On Thu, Apr 23, 2009 at 5:06 PM, Ganesh <[email protected]> wrote:

> Hi,
>
> How would you get the options into tomahawk? They rely on the Javascript
> core and tomahawk needs to run with the RI.
>
> What is myfaces:ajax? Is it another namespace included with the core,
> containing only a single tag?
>
> It seems confusing for the users to have additional options available on
> jsf.ajax.request which cannot be triggered when using  the declarative
> approach without adding an extensions jar.
>
> Best Regards,
> Ganesh
>
> Werner Punz schrieb:
>
>> Sorry I have not read the original post here....
>>
>>
>> I agree with Simon in the regard, that we should not
>> add the options thing to our standard f:ajax tag, but would go even
>> further to add nothing to f:ajax at all which is outside of the spec!
>>
>> The reason for this is, it would break the behavior we have done in the
>> past and people relied upon.

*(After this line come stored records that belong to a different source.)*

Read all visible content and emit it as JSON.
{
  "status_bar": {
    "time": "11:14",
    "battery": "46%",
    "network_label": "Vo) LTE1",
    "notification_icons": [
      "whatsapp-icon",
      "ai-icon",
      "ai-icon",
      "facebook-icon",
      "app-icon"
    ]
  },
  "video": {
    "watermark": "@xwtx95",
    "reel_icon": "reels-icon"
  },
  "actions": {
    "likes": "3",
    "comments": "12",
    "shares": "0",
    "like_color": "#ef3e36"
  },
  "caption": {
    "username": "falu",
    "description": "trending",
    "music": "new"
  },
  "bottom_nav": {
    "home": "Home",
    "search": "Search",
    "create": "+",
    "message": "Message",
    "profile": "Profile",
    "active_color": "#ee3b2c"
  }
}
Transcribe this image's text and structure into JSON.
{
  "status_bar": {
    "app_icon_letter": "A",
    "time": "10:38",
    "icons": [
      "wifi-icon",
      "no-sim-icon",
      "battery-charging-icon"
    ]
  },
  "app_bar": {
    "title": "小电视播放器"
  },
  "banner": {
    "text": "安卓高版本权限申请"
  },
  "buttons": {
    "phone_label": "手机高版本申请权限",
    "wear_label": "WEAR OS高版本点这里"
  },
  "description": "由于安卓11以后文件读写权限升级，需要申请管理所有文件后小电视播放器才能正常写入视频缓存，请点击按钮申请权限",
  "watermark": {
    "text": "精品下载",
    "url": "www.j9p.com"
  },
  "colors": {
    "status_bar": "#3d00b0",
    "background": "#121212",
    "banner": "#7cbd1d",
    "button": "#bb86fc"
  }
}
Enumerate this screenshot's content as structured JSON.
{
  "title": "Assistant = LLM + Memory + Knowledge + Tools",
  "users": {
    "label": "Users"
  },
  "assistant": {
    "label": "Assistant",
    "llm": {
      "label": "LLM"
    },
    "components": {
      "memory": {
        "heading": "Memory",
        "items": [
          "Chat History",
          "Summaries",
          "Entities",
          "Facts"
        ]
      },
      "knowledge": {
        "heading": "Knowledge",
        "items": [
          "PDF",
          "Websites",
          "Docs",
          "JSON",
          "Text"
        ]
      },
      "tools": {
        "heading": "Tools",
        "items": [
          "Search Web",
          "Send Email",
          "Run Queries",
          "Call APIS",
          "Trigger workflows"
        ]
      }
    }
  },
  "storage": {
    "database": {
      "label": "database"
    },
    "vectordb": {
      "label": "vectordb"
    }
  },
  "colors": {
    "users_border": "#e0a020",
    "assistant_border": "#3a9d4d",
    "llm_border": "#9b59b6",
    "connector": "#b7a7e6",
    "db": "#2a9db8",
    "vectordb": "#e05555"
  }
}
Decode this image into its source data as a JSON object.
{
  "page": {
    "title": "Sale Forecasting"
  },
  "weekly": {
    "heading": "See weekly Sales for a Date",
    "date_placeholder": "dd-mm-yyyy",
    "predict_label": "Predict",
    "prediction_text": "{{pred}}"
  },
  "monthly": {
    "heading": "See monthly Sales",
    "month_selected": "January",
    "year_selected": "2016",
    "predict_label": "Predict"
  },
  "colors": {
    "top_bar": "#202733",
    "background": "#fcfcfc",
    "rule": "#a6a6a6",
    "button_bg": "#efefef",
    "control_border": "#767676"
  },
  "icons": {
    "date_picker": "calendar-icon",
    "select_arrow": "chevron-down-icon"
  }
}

Up until now we added extensions on tag level
>> via our own tag(Partially enforced by the TCK)
>>
>>
>> So -1 to adding anything custom to f:ajax
>> +1 to enable the users to access our internal custom options with
>> myfaces:ajax or t:ajax
>>
>> Sorry for my lengthy post before, which was semi off topic, I should had
>> read the entire conversation before posting a reply.
>>
>>
>> Werner
>>
>>
>> Ganesh schrieb:
>>
>>> Hi Simon,
>>>
>>> Avoiding any change of behaviour within myfaces special options doesn't
>>> seem adequate to me. EVERY myfaces option will change the behaviour. MyFaces
>>> 1.2 supports
>>>
>>> org.apache.myfaces.SERIALIZE_STATE_IN_SESSION
>>>
>>> With this option set some applications may add non serializable beans to
>>> the state, breaking compatibility with other implementations. It is obvious
>>> to the developer that
>>> options starting with myfaces can induce compatibility problems.
>>>
>>> Imho you hit the point when you said before that core extensions should
>>> be avoided
>>> "if they do fundamentally change the behaviour of the app". Standard
>>> applications should be remain portable in spite of implementation options
>>> set.
>>> Here's a short discussion on the portability issues of the proposed
>>> extension options:
>>> - With myfaces:pps set to true applications that evaluate request
>>> parameters within phase 5 could change their behaviour.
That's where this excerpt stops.